Nor does Florida law require that discretionary drop boxes be closed whenever early voting is not taking place. The statute merely states that discretionary drop boxes “must be staffed during the county’s early voting hours of operation by an employee of the supervisor’s office or a sworn law enforcement officer.” It does not command the closure of these boxes when early voting hours are over. To the contrary, it relieves counties of the duty to staff the boxes when early voting is not occurring.
Daniel Smith, a University of Florida political science professor, compared McVay’s guidance to Texas Republican Gov. Greg Abbott’s notorious order allowing each county just one drop box, forcing populous counties to close dozens.* He’s right, but there is a key difference: Unlike the Texas governor, the Florida Department of Elections has no legal power to shutter drop boxes. The Pinellas County Supervisor of Elections office, for instance, has already told the Tampa Bay Times that it will not scuttle plans to open multiple drop boxes that don’t comply with McVay’s guidance.

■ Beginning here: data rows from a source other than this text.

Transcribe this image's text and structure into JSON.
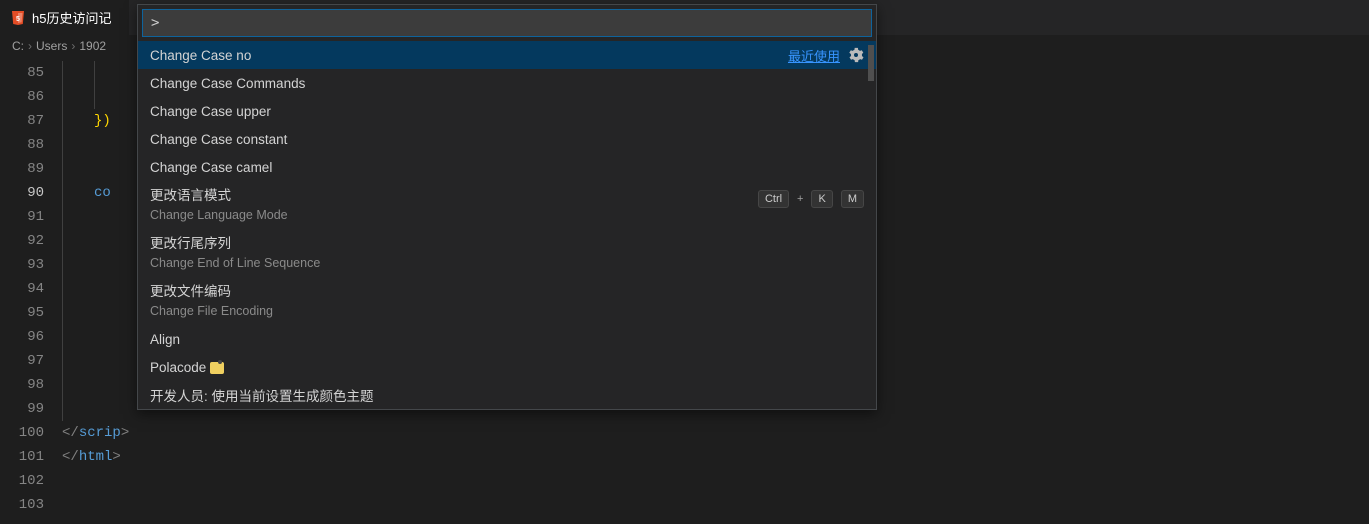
{
  "tab": {
    "label": "h5历史访问记"
  },
  "breadcrumbs": {
    "c0": "C:",
    "c1": "Users",
    "c2": "1902"
  },
  "gutter": {
    "l85": "85",
    "l86": "86",
    "l87": "87",
    "l88": "88",
    "l89": "89",
    "l90": "90",
    "l91": "91",
    "l92": "92",
    "l93": "93",
    "l94": "94",
    "l95": "95",
    "l96": "96",
    "l97": "97",
    "l98": "98",
    "l99": "99",
    "l100": "100",
    "l101": "101",
    "l102": "102",
    "l103": "103"
  },
  "code": {
    "l87_a": "})",
    "l90_a": "co",
    "l100_a": "</",
    "l100_b": "scrip",
    "l100_c": ">",
    "l101_a": "</",
    "l101_b": "html",
    "l101_c": ">"
  },
  "palette": {
    "input_value": ">",
    "recent": "最近使用",
    "items": {
      "i0": {
        "label": "Change Case no"
      },
      "i1": {
        "label": "Change Case Commands"
      },
      "i2": {
        "label": "Change Case upper"
      },
      "i3": {
        "label": "Change Case constant"
      },
      "i4": {
        "label": "Change Case camel"
      },
      "i5": {
        "label": "更改语言模式",
        "sub": "Change Language Mode",
        "keys": {
          "k0": "Ctrl",
          "plus": "+",
          "k1": "K",
          "k2": "M"
        }
      },
      "i6": {
        "label": "更改行尾序列",
        "sub": "Change End of Line Sequence"
      },
      "i7": {
        "label": "更改文件编码",
        "sub": "Change File Encoding"
      },
      "i8": {
        "label": "Align"
      },
      "i9": {
        "label": "Polacode"
      },
      "i10": {
        "label": "开发人员: 使用当前设置生成颜色主题"
      }
    }
  }
}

Lee, the Florida secretary of state, recently confirmed that her agency has no authority over county supervisors of elections. In election-related litigation earlier this year, Lee told federal courts that she was not a proper defendant because she couldn’t control the supervisors’ actions. A federal appeals court agreed, writing that “the Supervisors are independent officials under Florida law who are not subject to the Secretary’s control.” Thus, by Lee’s own admission—and as a matter of law—she can’t force supervisors to shutter drop boxes.
Why, then, did Lee’s agency issue this guidance in the first place? Probably for the same reason that Abbott closed Texas’ drop boxes: They are heavily used by voters in more populous, left-leaning counties, and early voters are disproportionately Democratic this year.* (In Florida, Democrats have dominated Republicans in early voting so far.) Lee may be trying to make voting harder for Democratic supporters.
There’s another, more sinister possibility. Presuming supervisors ignore McVay’s guidance, Florida’s largest counties will collect a huge number of absentee ballots in a manner deemed unlawful by the Department of State. If Joe Biden narrowly wins the state in November, Florida’s Republican-controlled government could argue that these ballots should be thrown out because they were cast through an illegal process. That claim could give rise to litigation that might allow the federal judiciary to call election results into question and invalidate ballots. The president has openly fantasized about such a scenario for months.
There is no reason to give Lee the benefit of the doubt. Her office has known for months that counties intended to set up plenty of drop boxes to accommodate all the Floridians who don’t want to vote in person due to the pandemic. This last-minute effort to sabotage these boxes may lay the groundwork for an impending brawl over the legitimacy of Florida’s election.
Correction, Oct. 16, 2020: This piece originally misidentified the governor of Texas as Ken Paxton, who is Texas’ attorney general. Greg Abbott is the governor of Texas.